WAISAI, PBD – Embun masih menempel di dedaunan kala matahari mulai menyingkap cakrawala Waisai, ibu kota Kabupaten Raja Ampat. Jalan Trans Waisai – Sapokren masih lengang. Hanya terdengar deru satu mobil pickup tua berwarna hitam yang perlahan melintas di jalan berdebu.
Dibalik kemudinya, Yesaya Marino, 29 tahun, menggenggam erat setir, wajahnya teduh tapi matanya tajam menatap ke depan.
Dibelakang kemudinya, terlihat sejumlah orang duduk saling berhadapan, ada yang membawa hasil bumi maupun memangku anaknya.
“Setiap pagi, sebelum matahari naik, saya sudah siap antar penumpang. Kadang bawa orang, kadang barang. Jalan ke Sapokren itu jauh, tapi sudah jadi bagian hidup saya,” ujarnya sambil tersenyum saat ditemui mengisi bensin di SPBU Napirboy, Sabtu (4/10/25) lalu.
Sudah sepuluh tahun lamanya Yesaya menjadi sopir angkutan lokal yang melayani rute Waisai – Sapokren. Jalur yang ia sebut “jalur kehidupan” itu bukan hanya lintasan biasa, tapi napas penghubung antar kampung yang berjauhan. Ia tahu setiap tikungan dan setiap lubang di jalan itu, seperti mengenal garis tangan sendiri.
Namun dibalik rutinitasnya, ada cerita panjang tentang perjuangan menghadapi kelangkaan bahan bakar minyak (BBM). Dulu, mendapatkan bensin di kampungnya bukan perkara mudah.

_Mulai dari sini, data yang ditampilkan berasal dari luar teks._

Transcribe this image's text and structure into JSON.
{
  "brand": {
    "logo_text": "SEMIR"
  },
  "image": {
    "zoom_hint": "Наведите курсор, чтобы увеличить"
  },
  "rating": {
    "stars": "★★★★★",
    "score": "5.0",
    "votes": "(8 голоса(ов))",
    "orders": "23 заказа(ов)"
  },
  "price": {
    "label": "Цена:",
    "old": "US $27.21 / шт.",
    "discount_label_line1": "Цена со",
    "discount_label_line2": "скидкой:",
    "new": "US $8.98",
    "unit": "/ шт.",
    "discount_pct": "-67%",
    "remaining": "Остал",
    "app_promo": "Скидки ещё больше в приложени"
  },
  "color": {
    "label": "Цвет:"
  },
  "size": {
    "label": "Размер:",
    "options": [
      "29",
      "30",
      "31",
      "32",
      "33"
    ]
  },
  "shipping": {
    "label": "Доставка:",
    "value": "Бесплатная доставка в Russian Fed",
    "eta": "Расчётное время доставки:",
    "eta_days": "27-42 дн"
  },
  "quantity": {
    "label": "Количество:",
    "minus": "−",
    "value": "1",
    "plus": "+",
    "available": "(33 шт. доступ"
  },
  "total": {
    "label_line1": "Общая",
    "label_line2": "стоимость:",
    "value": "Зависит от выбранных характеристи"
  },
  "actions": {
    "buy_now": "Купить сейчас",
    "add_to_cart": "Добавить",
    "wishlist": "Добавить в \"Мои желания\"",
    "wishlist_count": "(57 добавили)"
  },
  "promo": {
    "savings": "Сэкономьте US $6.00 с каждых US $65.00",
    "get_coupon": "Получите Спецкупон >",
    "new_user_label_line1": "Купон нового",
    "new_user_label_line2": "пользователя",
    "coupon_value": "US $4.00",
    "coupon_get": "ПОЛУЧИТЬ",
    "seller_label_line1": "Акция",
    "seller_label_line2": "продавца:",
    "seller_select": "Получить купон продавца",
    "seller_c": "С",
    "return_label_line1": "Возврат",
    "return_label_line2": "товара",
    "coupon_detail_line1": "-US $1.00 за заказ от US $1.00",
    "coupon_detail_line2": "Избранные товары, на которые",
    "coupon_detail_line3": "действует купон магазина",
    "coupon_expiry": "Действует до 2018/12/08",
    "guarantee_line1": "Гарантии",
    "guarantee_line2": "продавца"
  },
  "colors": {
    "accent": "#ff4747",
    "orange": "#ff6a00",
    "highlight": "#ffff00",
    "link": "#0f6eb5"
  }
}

“Kalau dulu mau isi bensin, kami beli dari pengecer. Satu botol kecil saja bisa Rp15.000 sampai Rp25.000,” kenang Yesaya.
Ia tertawa kecil, tapi matanya menyiratkan kelelahan masa lalu. Harga mahal itu kerap memangkas pendapatannya. Dalam sehari, uang hasil mengantar penumpang sering habis hanya untuk membeli bahan bakar.
“Kadang bawa 10 orang penumpang, tapi untungnya cuma cukup buat beli bensin lagi. Tapi mau bagaimana, penumpang tetap harus diantar. Orang kampung butuh ke kota, anak sekolah, mama-mama mau jual hasil kebun,” ujarnya.
Kini, suasana itu berubah sejak SPBU BBM Satu Harga milik PT Lima Putra beroperasi di Kampung Napirboy, Kelurahan Saonek, Distrik Waigeo Selatan, Waisai. Jaraknya hanya sekitar 7,4 kilometer dari Pelabuhan Falaya Waisai, tapi dampaknya terasa hingga ke Sapokren kampung di ujung jalur yang dulu disebut warga sebagai “lembah sunyi”.
“Sekarang beli bensin lebih mudah dan murah,” kata Yesaya sambil tersenyum.
“Setiap hari saya bisa antar 14 penumpang bolak-balik Waisai Sapokren. Tarifnya Rp20.000 per orang. Pendapatan bisa sampai sejuta per hari. Itu sudah cukup buat hidup dan bantu keluarga,” optimis Yesaya.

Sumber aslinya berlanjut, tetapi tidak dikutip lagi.